Remuneration package decisions are anything but easy, particularly in the not-for-profit (NFP) sector. To run a sustainable organisation with good governance, you need to attract and retain the right people with a fair offer.
Introducing Directors’ Fees Reports
Putting a monetary value on a board member’s position is a tough decision. As each position has its particular duties, the process of valuation is often complex and can leave boards questioning whether the remuneration expenditure is comparable to other organisations.
To put decision makers’ worries at ease, Strategic Pay has a reliable source of information that can help: the Not- for-Profit Directors’ Fees Report.
Pulling information from our annual survey results, the report offers an overview of current trends and practices within the not-for-profit sector. This, in turn, enables boards and decision makers to compare, contrast and evaluate their own methods with those of the wider industry.
What does the Strategic Pay report cover?
This year’s survey results are a combination of insights from Strategic Pay’s database, publicly available data and our not-for-profit mailing list’s questionnaires. For the fifth year running, the report covers trends and practices in the NFP sector, providing insight into the following:
- Annual fee schedules for both executive and non-executive chair, deputy chair and directors positions
- Director’s fees schedules
- NFP board policy and practice analysis. This includes board meetings, committees, workload, fee review and gender analysis
- General market board policy and practice analysis.
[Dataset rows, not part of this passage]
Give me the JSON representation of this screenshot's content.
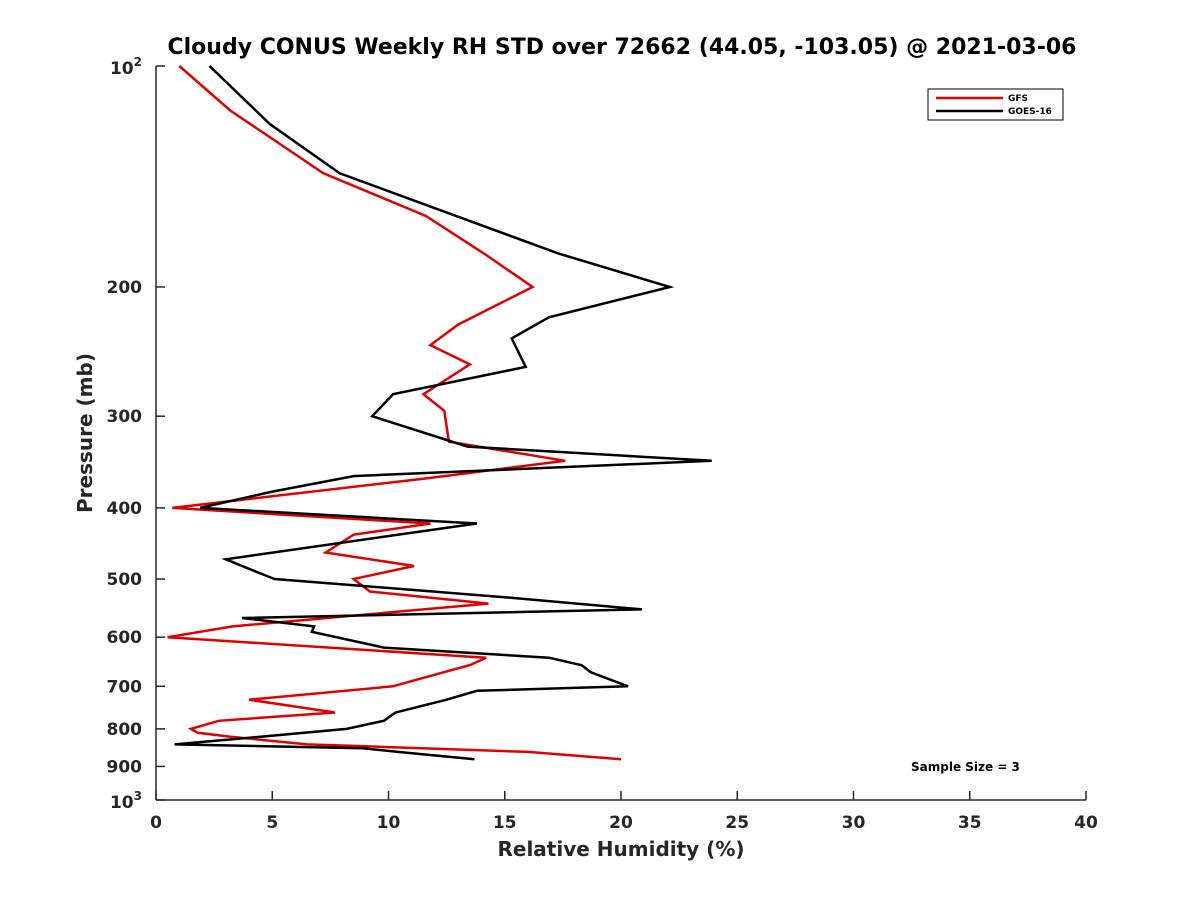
{
  "chart_data": {
    "type": "line",
    "title": "Cloudy CONUS Weekly RH STD over 72662 (44.05, -103.05) @ 2021-03-06",
    "xlabel": "Relative Humidity (%)",
    "ylabel": "Pressure (mb)",
    "xlim": [
      0,
      40
    ],
    "ylim": [
      100,
      1000
    ],
    "y_scale": "log",
    "y_reversed": true,
    "x_ticks": [
      0,
      5,
      10,
      15,
      20,
      25,
      30,
      35,
      40
    ],
    "x_tick_labels": [
      "0",
      "5",
      "10",
      "15",
      "20",
      "25",
      "30",
      "35",
      "40"
    ],
    "y_ticks": [
      200,
      300,
      400,
      500,
      600,
      700,
      800,
      900
    ],
    "y_tick_labels": [
      "200",
      "300",
      "400",
      "500",
      "600",
      "700",
      "800",
      "900"
    ],
    "y_limit_labels": [
      {
        "value": 100,
        "base": "10",
        "exp": "2"
      },
      {
        "value": 1000,
        "base": "10",
        "exp": "3"
      }
    ],
    "grid": false,
    "legend": "top-right",
    "annotation": "Sample Size = 3",
    "series": [
      {
        "name": "GFS",
        "color": "#e00000",
        "points": [
          [
            1.0,
            100
          ],
          [
            3.2,
            115
          ],
          [
            7.2,
            140
          ],
          [
            11.6,
            160
          ],
          [
            14.1,
            180
          ],
          [
            16.2,
            200
          ],
          [
            13.0,
            225
          ],
          [
            11.8,
            240
          ],
          [
            13.5,
            255
          ],
          [
            11.5,
            280
          ],
          [
            12.4,
            295
          ],
          [
            12.6,
            325
          ],
          [
            17.6,
            345
          ],
          [
            11.5,
            365
          ],
          [
            0.7,
            400
          ],
          [
            11.8,
            420
          ],
          [
            8.5,
            435
          ],
          [
            7.3,
            460
          ],
          [
            11.1,
            480
          ],
          [
            8.5,
            500
          ],
          [
            9.2,
            520
          ],
          [
            14.3,
            540
          ],
          [
            3.3,
            580
          ],
          [
            0.5,
            600
          ],
          [
            14.2,
            640
          ],
          [
            13.5,
            655
          ],
          [
            10.9,
            690
          ],
          [
            10.2,
            700
          ],
          [
            4.0,
            730
          ],
          [
            7.7,
            760
          ],
          [
            2.7,
            780
          ],
          [
            1.5,
            800
          ],
          [
            1.8,
            810
          ],
          [
            3.2,
            820
          ],
          [
            6.5,
            840
          ],
          [
            9.0,
            845
          ],
          [
            16.0,
            860
          ],
          [
            20.0,
            880
          ]
        ]
      },
      {
        "name": "GOES-16",
        "color": "#000000",
        "points": [
          [
            2.3,
            100
          ],
          [
            4.9,
            120
          ],
          [
            7.9,
            140
          ],
          [
            17.3,
            180
          ],
          [
            22.1,
            200
          ],
          [
            16.9,
            220
          ],
          [
            15.3,
            235
          ],
          [
            15.9,
            257
          ],
          [
            10.2,
            280
          ],
          [
            9.3,
            300
          ],
          [
            13.4,
            330
          ],
          [
            23.9,
            345
          ],
          [
            8.5,
            362
          ],
          [
            5.0,
            380
          ],
          [
            1.9,
            400
          ],
          [
            13.8,
            420
          ],
          [
            3.0,
            470
          ],
          [
            4.4,
            490
          ],
          [
            5.1,
            500
          ],
          [
            15.2,
            530
          ],
          [
            20.9,
            550
          ],
          [
            3.7,
            565
          ],
          [
            6.8,
            580
          ],
          [
            6.7,
            590
          ],
          [
            9.8,
            620
          ],
          [
            16.9,
            640
          ],
          [
            18.3,
            655
          ],
          [
            18.7,
            670
          ],
          [
            20.3,
            700
          ],
          [
            13.8,
            710
          ],
          [
            12.5,
            730
          ],
          [
            10.3,
            760
          ],
          [
            9.8,
            780
          ],
          [
            8.2,
            800
          ],
          [
            4.5,
            820
          ],
          [
            0.8,
            840
          ],
          [
            8.9,
            850
          ],
          [
            10.4,
            860
          ],
          [
            13.7,
            880
          ]
        ]
      }
    ]
  }
}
In terms of structure, the report sorts statistics on annual fees and total hours by category. These categories include industry, turnover, asset size, type of organisation, shareholder funds and number of employees. Notably, all organisations in New Zealand are welcome to participate.
What are 2017’s insights?
While there is a vast array of takeaways from the report, some of the highlights are:
- Reviews happen annually for 38 per cent of organisations, whereas 10 per cent do so biennially and 55 per cent variably
- The most common factors for board fee reviews are company profitability and market data
- Board meetings last for an average of four hours for eight per cent of large boards, 61 per cent medium boards and 31 per cent small boards
- Board sizes are defined as follows: 1-6 directors is seen as small, 7-10 medium and more than 10 large
- Meeting frequency has increased to 50 per cent of large boards meeting bi-monthly; 88 per cent of boards have re-election policies
- The top priorities for the next year are strategic planning and risk management
- Gender analysis suggests the number of women taking board roles has increased since 2016.